Welcome Home (Demo) Lyrics

Lyric discussion by rockstar_reaction 

Cover art for Welcome Home (Demo) lyrics by Jonezetta

i don't think this song is about a relationship, but that's just me. i see it like there's a person who strayed away from home, isn't in with his family, maybe is close with his siblings and it's starting to take a toll on him. in my own experience, the person straying from home would be involved heavily with alcohol and feeling hopeless. Tell me why My mind is moving to places I never thought it'd go. Welcome home, I see new faces, but faces are all I really know.

[PRE-CHORUS] Maybe I'll find a way out of here, Darling, my dear. Maybe I'll find home away from home. Will I ever know? I can see it...

i think the beginning of that is when he is realizing that he's on the wrong path and he isn't understanding what is up.

Does it feel like home? (Does it feel like, feel like, home?) Does it feel like home? Will I ever know when it feels like home?

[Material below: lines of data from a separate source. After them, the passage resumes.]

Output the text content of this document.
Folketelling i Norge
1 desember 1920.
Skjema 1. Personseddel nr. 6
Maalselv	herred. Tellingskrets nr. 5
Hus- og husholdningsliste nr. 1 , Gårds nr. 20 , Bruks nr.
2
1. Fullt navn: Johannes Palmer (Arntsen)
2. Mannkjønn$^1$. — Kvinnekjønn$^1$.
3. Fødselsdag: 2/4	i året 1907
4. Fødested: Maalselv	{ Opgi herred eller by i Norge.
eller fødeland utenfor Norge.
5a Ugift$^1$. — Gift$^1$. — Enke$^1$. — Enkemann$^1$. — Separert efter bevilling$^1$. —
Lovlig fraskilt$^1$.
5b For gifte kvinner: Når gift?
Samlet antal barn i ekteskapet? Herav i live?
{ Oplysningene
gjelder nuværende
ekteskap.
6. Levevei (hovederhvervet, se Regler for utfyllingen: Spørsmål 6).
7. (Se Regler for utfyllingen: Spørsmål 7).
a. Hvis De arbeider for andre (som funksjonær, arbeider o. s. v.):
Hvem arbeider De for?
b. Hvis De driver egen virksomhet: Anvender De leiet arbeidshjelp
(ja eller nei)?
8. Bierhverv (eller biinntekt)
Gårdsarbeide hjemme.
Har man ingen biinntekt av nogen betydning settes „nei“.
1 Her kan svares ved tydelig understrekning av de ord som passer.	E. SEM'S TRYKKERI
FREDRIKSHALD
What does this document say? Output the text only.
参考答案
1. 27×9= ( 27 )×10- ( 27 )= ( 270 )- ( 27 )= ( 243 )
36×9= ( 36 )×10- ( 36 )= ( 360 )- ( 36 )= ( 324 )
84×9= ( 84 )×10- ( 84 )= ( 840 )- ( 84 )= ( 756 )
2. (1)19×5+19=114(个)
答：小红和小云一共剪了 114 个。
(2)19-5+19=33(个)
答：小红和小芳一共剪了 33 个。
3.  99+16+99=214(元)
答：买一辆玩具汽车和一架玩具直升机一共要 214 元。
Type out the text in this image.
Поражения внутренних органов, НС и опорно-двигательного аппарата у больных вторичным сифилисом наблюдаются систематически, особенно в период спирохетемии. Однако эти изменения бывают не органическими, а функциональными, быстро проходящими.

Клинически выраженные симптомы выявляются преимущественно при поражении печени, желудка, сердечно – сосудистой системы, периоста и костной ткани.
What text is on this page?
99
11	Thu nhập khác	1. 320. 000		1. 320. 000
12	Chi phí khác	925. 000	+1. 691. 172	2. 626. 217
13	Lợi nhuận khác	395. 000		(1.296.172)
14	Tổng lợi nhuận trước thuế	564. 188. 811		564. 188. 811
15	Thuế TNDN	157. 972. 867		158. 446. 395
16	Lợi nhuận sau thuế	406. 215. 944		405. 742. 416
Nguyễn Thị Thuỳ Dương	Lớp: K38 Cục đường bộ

i feel like he went home but it wasn't the same because of what he did to his family emotionally because of his choices. he's broken them down and it's just not the same to be at home because there is the undercurrent of his alcoholism.

Said, "I don't know... Where I lost her, darling said she'd never leave." She's crawling up The stairs, I can hear her, She's calling my name and it kills!

i think the speaker may be the sibling of the person who strayed away. and now the sibling is really seeing the person in his element of alcohol and seeing the affects on him (or maybe her, in this song). the sibling said she'd never leave (home, the family) but the sibling doesn't know where things went wrong. now the sibling sees his/her sibling while drunk or w/e and shes literally crawling up the stairs calling her name, maybe in anger, maybe in sorrow.

i could be analyzing this too much. but i've experienced this type of thing first hand and it really fits here. i feel like jonezetta is more intelligent than to write a vague song about a relationship.